Novos modelos de negócio
Outra consequência da pandemia de COVID-19 foi a evolução de inúmeras empresas para novos modelos de negócio nos quais tudo o que é digital tem uma importância especial. E as restrições de movimento e de capacidade levaram à abertura de lojas on-line para compensar a menor afluência de clientes.
Assim como no trabalho remoto, as empresas que apostam no comércio eletrônico devem sempre respeitar os regulamentos que regem o processamento de dados pessoais, como a regulamentação dos serviços da sociedade da informação e do comércio eletrônico.
No caso do RGPD, esses sites devem ter uma Política de Privacidade que explique como os dados de clientes e funcionários são tratados e com que finalidade, identificar um responsável pelo tratamento, justificar a base de legitimação do tratamento, contar com um Responsável de Proteção de Dados que se responsabilize pelo cumprimento normativo, detalhar se os dados foram comunicados de forma internacional a outros países sem uma normativa equivalente, os direitos dos interessados etc.
Para atingir esses objetivos, é necessário ter apoio tecnológico para facilitar o trabalho. Geralmente, as PMEs e os autônomos têm menos recursos, mas nem por isso devem negligenciar essa conformidade.
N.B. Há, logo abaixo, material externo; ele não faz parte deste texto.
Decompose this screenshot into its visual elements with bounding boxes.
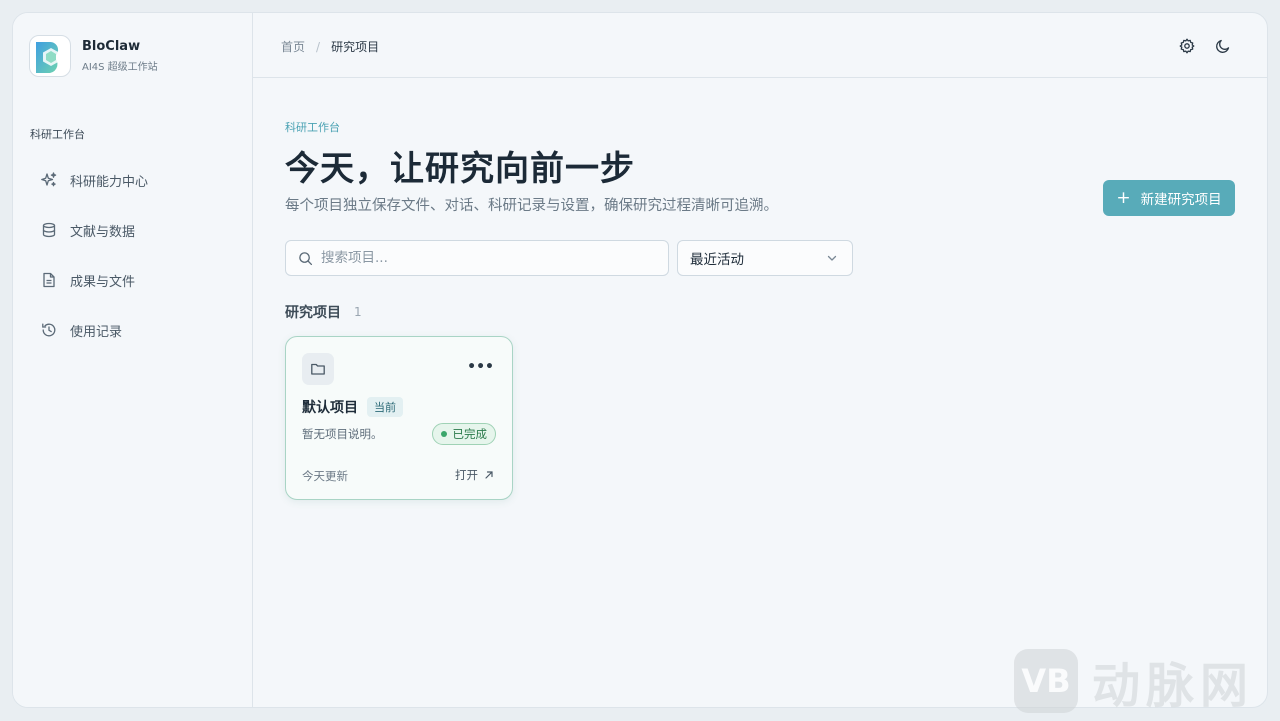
open-project-link[interactable]: 打开 xyxy=(455,467,494,483)
new-project-button[interactable]: + 新建研究项目 xyxy=(1103,180,1235,216)
chevron-down-icon xyxy=(826,252,838,264)
sidebar-item-results-files[interactable]: 成果与文件 xyxy=(29,255,237,305)
document-icon xyxy=(41,272,57,288)
settings-icon[interactable] xyxy=(1177,36,1197,56)
status-badge: 已完成 xyxy=(431,423,496,445)
project-description: 暂无项目说明。 xyxy=(302,427,383,441)
app-logo-icon xyxy=(29,35,71,77)
sidebar-nav: 科研能力中心 文献与数据 成果与文件 使用记录 xyxy=(29,155,237,355)
hero-eyebrow: 科研工作台 xyxy=(285,121,340,134)
projects-count: 1 xyxy=(354,305,362,319)
main-content: 首页 / 研究项目 科研工作台 今天，让研究向前一步 每个项目独立保存文件、对话… xyxy=(253,13,1267,707)
new-project-button-label: 新建研究项目 xyxy=(1140,192,1222,208)
open-project-label: 打开 xyxy=(455,468,478,482)
sort-select-value: 最近活动 xyxy=(690,252,744,268)
more-options-icon[interactable]: ••• xyxy=(467,359,494,375)
brand-subtitle: AI4S 超级工作站 xyxy=(82,62,158,73)
search-icon xyxy=(298,251,313,266)
sidebar-item-label: 文献与数据 xyxy=(70,224,136,240)
sort-select[interactable]: 最近活动 xyxy=(677,240,853,276)
watermark-text: 动脉网 xyxy=(1092,658,1255,714)
sidebar-item-label: 成果与文件 xyxy=(70,274,136,290)
sparkles-icon xyxy=(41,172,57,188)
brand-name: BloClaw xyxy=(82,39,141,54)
status-dot-icon xyxy=(440,431,447,437)
sidebar-item-capability-center[interactable]: 科研能力中心 xyxy=(29,155,237,205)
watermark: VB 动脉网 xyxy=(1014,646,1254,716)
history-icon xyxy=(41,322,57,338)
project-name: 默认项目 xyxy=(302,400,358,416)
projects-section-title: 研究项目 xyxy=(285,305,341,321)
status-badge-label: 已完成 xyxy=(452,427,488,441)
folder-icon xyxy=(302,353,334,385)
project-card-title: 默认项目 当前 xyxy=(302,397,403,417)
database-icon xyxy=(41,222,57,238)
sidebar-section-label: 科研工作台 xyxy=(30,128,85,141)
sidebar-item-usage-history[interactable]: 使用记录 xyxy=(29,305,237,355)
page-subtitle: 每个项目独立保存文件、对话、科研记录与设置，确保研究过程清晰可追溯。 xyxy=(285,198,778,214)
watermark-logo: VB xyxy=(1014,649,1078,713)
current-badge: 当前 xyxy=(367,397,403,417)
project-card[interactable]: ••• 默认项目 当前 暂无项目说明。 已完成 今天更新 打开 xyxy=(285,336,513,500)
brand[interactable]: BloClaw AI4S 超级工作站 xyxy=(29,35,158,77)
search-box[interactable] xyxy=(285,240,669,276)
sidebar-item-label: 使用记录 xyxy=(70,324,123,340)
sidebar-item-literature-data[interactable]: 文献与数据 xyxy=(29,205,237,255)
plus-icon: + xyxy=(1116,187,1131,208)
search-input[interactable] xyxy=(321,250,641,266)
sidebar-item-label: 科研能力中心 xyxy=(70,174,149,190)
arrow-up-right-icon xyxy=(484,470,494,480)
topbar: 首页 / 研究项目 xyxy=(253,13,1267,78)
moon-icon[interactable] xyxy=(1213,36,1233,56)
sidebar: BloClaw AI4S 超级工作站 科研工作台 科研能力中心 文献与数据 成果… xyxy=(13,13,253,707)
breadcrumb-current: 研究项目 xyxy=(331,40,380,54)
topbar-actions xyxy=(1161,36,1233,56)
projects-section-header: 研究项目 1 xyxy=(285,302,362,322)
project-updated: 今天更新 xyxy=(302,469,348,483)
breadcrumb-separator: / xyxy=(316,39,321,54)
breadcrumb: 首页 / 研究项目 xyxy=(281,38,379,55)
app-window: BloClaw AI4S 超级工作站 科研工作台 科研能力中心 文献与数据 成果… xyxy=(12,12,1268,708)
page-title: 今天，让研究向前一步 xyxy=(285,149,635,189)
breadcrumb-home-link[interactable]: 首页 xyxy=(281,38,305,55)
Como explica Borja Pérez, CEO da ITWISE Technology Services, “as tecnologias mais recomendadas para cumprir com os diferentes aspectos do RGPD e que as empresas devem adotar seria ter pelo menos uma cópia de dados local (backup on-premise) e na nuvem (cloud backup) para poder recuperar dados manipulados ou excluídos em caso de invasão ou perda; utilizar uma ferramenta de videoconferência para o trabalho remoto que seja segura e sempre cumprindo as recomendações de segurança apropriadas (controle de acessos às reuniões, cuidado ao compartilhar documentos etc.); utilizar uma conexão VPN para um acesso remoto seguro e que proteja de possíveis invasões; instalar um antivírus ou anti-malware corretamente e atualizado em todos os postos de trabalho; e, claro, que usuários tenham senhas seguras para um controle de acesso e legitimidade adequado”.
Resumindo, será necessário adaptar-se aos novos tempos da melhor forma possível, respeitando as normativas já estabelecidas.